Editorial
Quebrar o galho
Há associações a atravessar grandes dificuldades de renovação, por falta de candidatos dispostos a dar continuidade ao trabalho desenvolvido ao longo de décadas
A história é real. Durante uma celebração religiosa, nos confins da Guiné-Bissau, o sacerdote que presidia à eucaristia supreendeu os fiéis, quando, a meio da homilia, os convidou a saírem da pequena capela, a colherem um galho e depositá-lo em frente ao altar.
Restabelecido o clima de silêncio e recolhimento, o padre pegou num galho e partiu-o a meio, sem dificuldades.

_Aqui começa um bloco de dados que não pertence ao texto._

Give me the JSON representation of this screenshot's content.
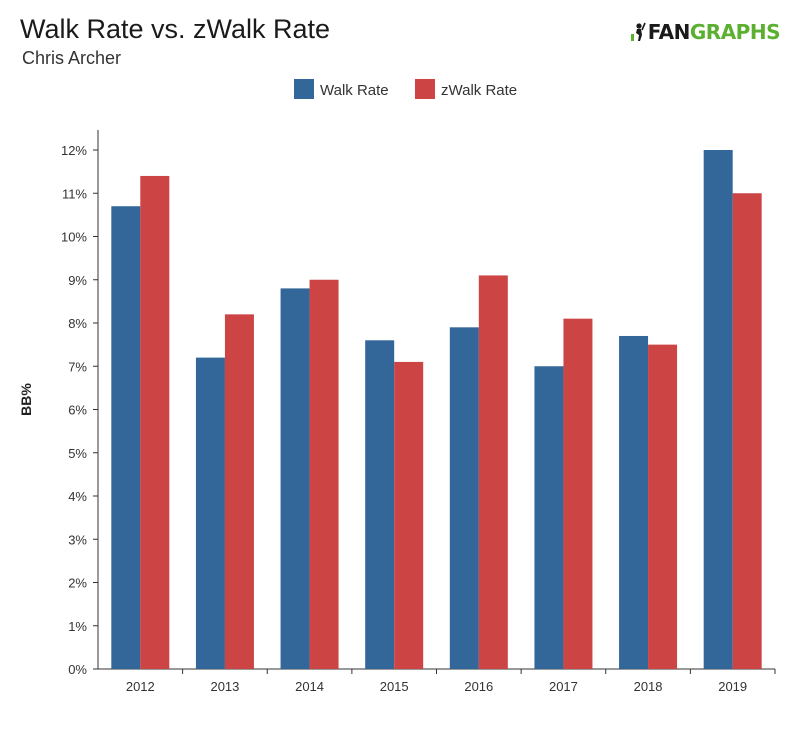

Depois, tentou fazer o mesmo com o molho de ramos secos, mas sem sucesso. E completou o sermão, usando esta imagem para reforçar a ideia de fragilidade de uma pessoa isolada, em contraponto com a capacidade de resistência, quando uma comunidade está unida.
Vem isto a propósito do trabalho de abertura deste jornal. As associações desportivas, culturais e recreativas desempenham um papel crucial na promoção da coesão e bem-estar social, reforço da identidade comunitária, preservação de tradições, transmissão de valores e estímulo à criatividade. E, na nossa região, é bem evidente a dinâmica associativa. Porém, como em tudo, não estamos imunes à mudança dos tempos e das vontades.
Como se pode constatar pelos testemunhos recolhidos, há associações a atravessar grandes dificuldades de renovação, por falta de candidatos dispostos a dar continuidade ao trabalho desenvolvido ao longo de décadas. E as direcções cessantes, que antes foram símbolos de originalidade, determinação e perseverança (como um molho de galhos), sem aspirantes à sucessão, apresentam agora sinais de cansaço, desânimo e debilidade, como se fossem um galho isolado à espera de ser quebrado.
Em alguns casos, as razões deste afastamento colectivo podem estar relacionadas com a falta de comunicação eficaz com as novas gerações ou com a escolha de projectos menos atractivos, mas não será de ignorar também o facto da sociedade em geral estar cada vez mais virada para o seu umbigo e alicerçada no individualismo. E assim não há galho que resista.